Budget Background

On the day Paul Ryan released his budget, Chairman Murray released a summary document to media that claimed $1.85 trillion in deficit reduction, including $975 billion in spending cuts. Both of these claims are completely false and were proven to be so by the actual budget resolution Chairman Murray released later the next day. Yet Senate Democrats continued to make these same provably false claims throughout the mark-up, and they show no signs of stopping yet.

Senate Democrats’ claim of $1.85 trillion in deficit reduction is based on several egregious accounting gimmicks. The biggest is that the majority amazingly fails to account for the cost of eliminating the sequester—a $1.2 trillion sleight-of-hand. In other words, they don’t replace the sequester and then offer $1.85 trillion in deficit reduction; the $1.85 trillion is the sequester replacement—wiping out most of the alleged new savings.

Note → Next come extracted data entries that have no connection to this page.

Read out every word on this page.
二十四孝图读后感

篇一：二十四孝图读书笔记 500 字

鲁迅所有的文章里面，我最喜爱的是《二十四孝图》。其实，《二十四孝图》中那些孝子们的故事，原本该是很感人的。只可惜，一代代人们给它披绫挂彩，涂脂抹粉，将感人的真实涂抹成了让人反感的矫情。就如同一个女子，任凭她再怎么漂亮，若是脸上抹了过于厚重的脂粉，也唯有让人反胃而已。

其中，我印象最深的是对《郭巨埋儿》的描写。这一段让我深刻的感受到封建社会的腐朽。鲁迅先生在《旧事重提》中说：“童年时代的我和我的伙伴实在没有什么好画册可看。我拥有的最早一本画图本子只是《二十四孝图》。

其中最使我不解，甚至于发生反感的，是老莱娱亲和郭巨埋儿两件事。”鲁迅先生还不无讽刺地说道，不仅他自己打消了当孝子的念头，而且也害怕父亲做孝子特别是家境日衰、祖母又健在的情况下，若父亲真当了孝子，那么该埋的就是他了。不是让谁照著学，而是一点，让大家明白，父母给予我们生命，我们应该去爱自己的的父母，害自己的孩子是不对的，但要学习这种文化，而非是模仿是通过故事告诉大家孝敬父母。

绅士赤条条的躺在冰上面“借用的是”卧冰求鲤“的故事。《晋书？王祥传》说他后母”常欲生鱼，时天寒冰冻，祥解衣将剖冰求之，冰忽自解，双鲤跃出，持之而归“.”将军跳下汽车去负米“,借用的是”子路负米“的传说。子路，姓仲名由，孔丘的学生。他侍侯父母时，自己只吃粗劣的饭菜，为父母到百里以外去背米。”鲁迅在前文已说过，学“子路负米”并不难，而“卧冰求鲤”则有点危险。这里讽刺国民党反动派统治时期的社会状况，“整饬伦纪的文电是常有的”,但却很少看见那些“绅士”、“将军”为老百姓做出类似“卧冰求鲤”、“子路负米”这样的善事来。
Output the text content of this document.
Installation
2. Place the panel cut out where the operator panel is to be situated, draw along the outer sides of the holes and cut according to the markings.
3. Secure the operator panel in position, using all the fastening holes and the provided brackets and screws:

Reports, therefore, that Democrats’ $1.85 trillion in deficit reduction can be in any way compared with Ryan’s $4.6 trillion (to balance the budget) are in dramatic error: Ryan’s $4.6 trillion is in addition to the spending cuts already enacted and in law. This is significant: Congress cut spending $2.1 trillion in exchange for a $2.1 trillion increase in the debt limit (the Budget Control Act). Any proposal to eliminate these cuts increases the deficit and increases spending, while replacing them honestly (i.e., with cuts of equal size) would be deficit neutral—but certainly not new savings.

The majority budget staff conceded under questioning during the budget mark-up that, once you account for the cost of eliminating previously enacted spending cuts, the budget reduces the deficit by only $700 billion. But this too is inflated because it relies on other baseline gimmicks. Once this is adjusted for, the true deficit savings over 10 years are only $300 billion—a far cry from the $1.85 trillion that has been publicly touted.

The impact this has on the spending side is significant. The $975 billion in spending cuts are wiped out by the wholesale elimination of the sequester. Even if one gives Senate Democrats credit for other nominal spending cuts in their budget plan, the net result is still a spending increase.

What does all this mean at bottom? First, the majority’s own staff effectively conceded that their deficit reduction claims are phony, and the true figure is about $300 billion over 10 years rather than $1.85 trillion. Second, as the Associated Press reports, the Senate Democrat budget “increases spending,” including a net spending increase of $162 billion next year. Most troublingly, the plan makes no alteration to our dangerous debt course, and actually adds $7.3 trillion to the debt over the next decade. It is a national tragedy. These failures explain why the majority so fiercely resisted producing a plan and so drastically misrepresented it when they ultimately brought it forward. The budget cannot be defended on the merits.